We recognize that the world we live in is very different from the one in which we first began to collaborate on this project five years ago. The racial justice movement that started in the U.S. and radiated to countries around the world, in addition to challenges of a global health crisis, have led us to pause.
As museum directors, we have a responsibility to meet the very real urgencies of the moment. We feel it is necessary to reframe our programming and, in this case, step back, and bring in additional perspectives and voices to shape how we present Guston’s work to our public. That process will take time.

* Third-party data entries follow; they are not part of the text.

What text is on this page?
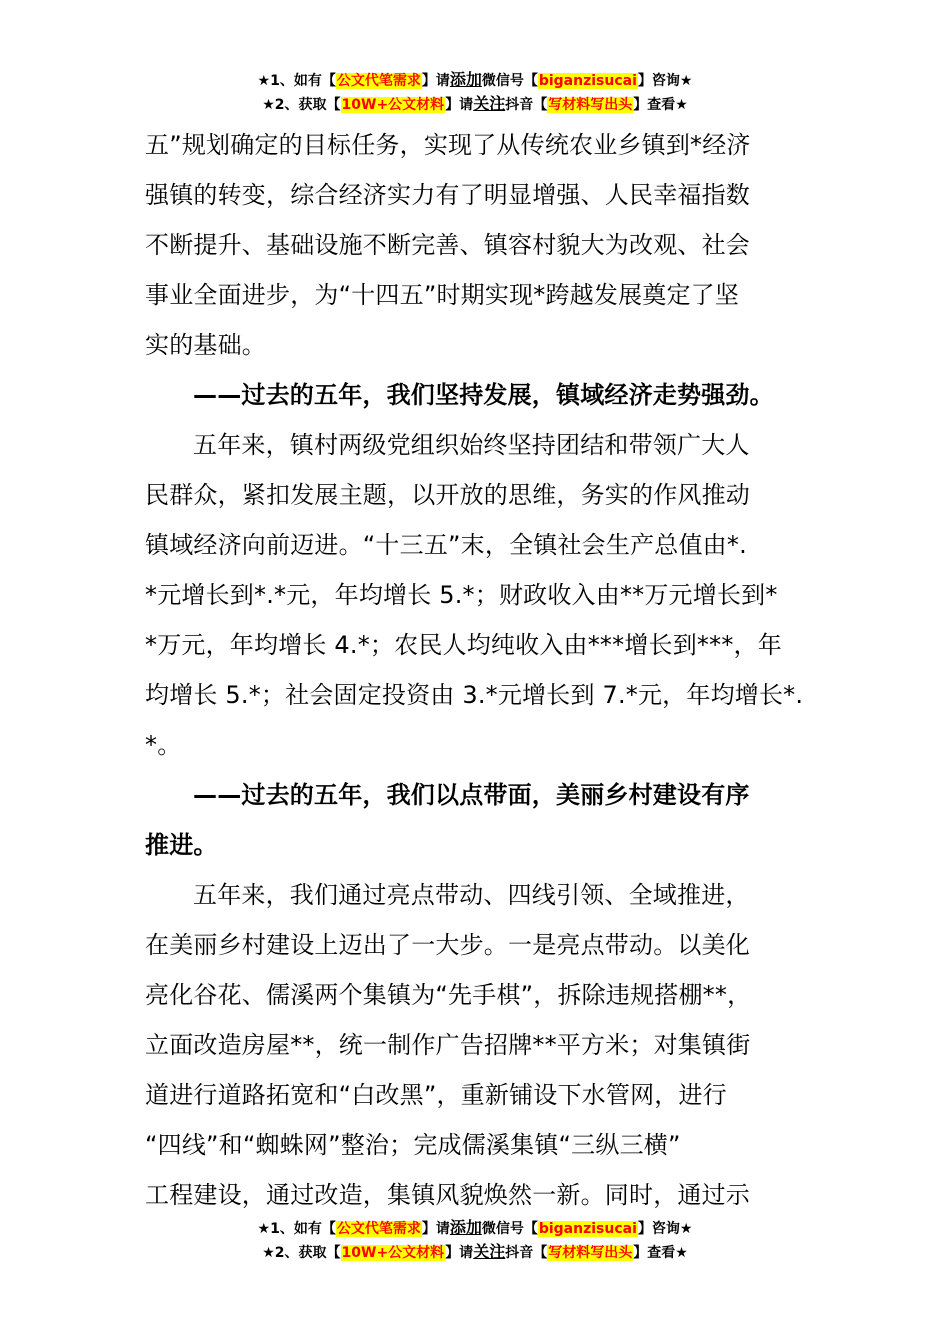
★1、如有【公文代笔需求】请添加微信号【biganzisucai】咨询★
★2、获取【10W+公文材料】请关注抖音【写材料写出头】查看★
五”规划确定的目标任务，实现了从传统农业乡镇到*经济
强镇的转变，综合经济实力有了明显增强、人民幸福指数
不断提升、基础设施不断完善、镇容村貌大为改观、社会
事业全面进步，为“十四五”时期实现*跨越发展奠定了坚
实的基础。
——过去的五年，我们坚持发展，镇域经济走势强劲。
五年来，镇村两级党组织始终坚持团结和带领广大人
民群众，紧扣发展主题，以开放的思维，务实的作风推动
镇域经济向前迈进。“十三五”末，全镇社会生产总值由*.
*元增长到*.*元，年均增长 5.*；财政收入由**万元增长到*
*万元，年均增长 4.*；农民人均纯收入由***增长到***，年
均增长 5.*；社会固定投资由 3.*元增长到 7.*元，年均增长*.
*。
——过去的五年，我们以点带面，美丽乡村建设有序
推进。
五年来，我们通过亮点带动、四线引领、全域推进，
在美丽乡村建设上迈出了一大步。一是亮点带动。以美化
亮化谷花、儒溪两个集镇为“先手棋”，拆除违规搭棚**，
立面改造房屋**，统一制作广告招牌**平方米；对集镇街
道进行道路拓宽和“白改黑”，重新铺设下水管网，进行
“四线”和“蜘蛛网”整治；完成儒溪集镇“三纵三横”
工程建设，通过改造，集镇风貌焕然一新。同时，通过示
★1、如有【公文代笔需求】请添加微信号【biganzisucai】咨询★
★2、获取【10W+公文材料】请关注抖音【写材料写出头】查看★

In a statement sent to ARTnews, Musa Mayer, the artist’s daughter and a scholar who has written extensively on Guston, took issue with the decision and said she was “saddened” by the show’s delay. “Half a century ago, my father made a body of work that shocked the art world,” she said. “Not only had he violated the canon of what a noted abstract artist should be painting at a time of particularly doctrinaire art criticism, but he dared to hold up a mirror to white America, exposing the banality of evil and the systemic racism we are still struggling to confront today.”
Citing Guston’s Jewish ancestry and his family’s history of having fled Ukraine at a time when their people were under attack, she said Guston’s work resonates with contemporary concerns. “This should be a time of reckoning, of dialogue. These paintings meet the moment we are in today. The danger is not in looking at Philip Guston’s work, but in looking away.”
By the time we were coming back from our walk this morning people were gathering on our next door neighbor’s lawn. Rick, the guy in the clown suit with the flaming torches, had been teaching our neighbor, Erica Bryant‘s son, how to juggle this summer and they decided to perform for the neighborhood. Rick invited his former partner to join in and it was a real show.
I typically play horseshoes every other day with the clown next door. We are pretty evenly matched so it keeps us on our toes. I cancelled today’s match to make room for Kathy’s “Brew by the Bay” event, a really small outdoor gathering on her pergola overlooking Irondequoit Bay. It was nice enough today hang out at and in the pool and tomorrow even looks better.
I was gonna complain about the cancelled Guston shows but I will do that tomorrow
Although the Little Theatre five screens are still closed they have been movies that would have been shown there as streams. The Little gets a cut but we still work about them. “Jimmy Carter: Rock & Roll President” seemed like a stretch of a concept but they pull it off. And on top of that it is a real feel good film. Imagine that considering the current occupant.
Present day Carter has a nice looking turntable. Bob Dylan, Willie Nelson and the Allman Brothers are featured. I could never figure out the appeal of that last one but they were fellow Georgians. A glaring omission though was not featuring “Jimmy Carter Says Yes.”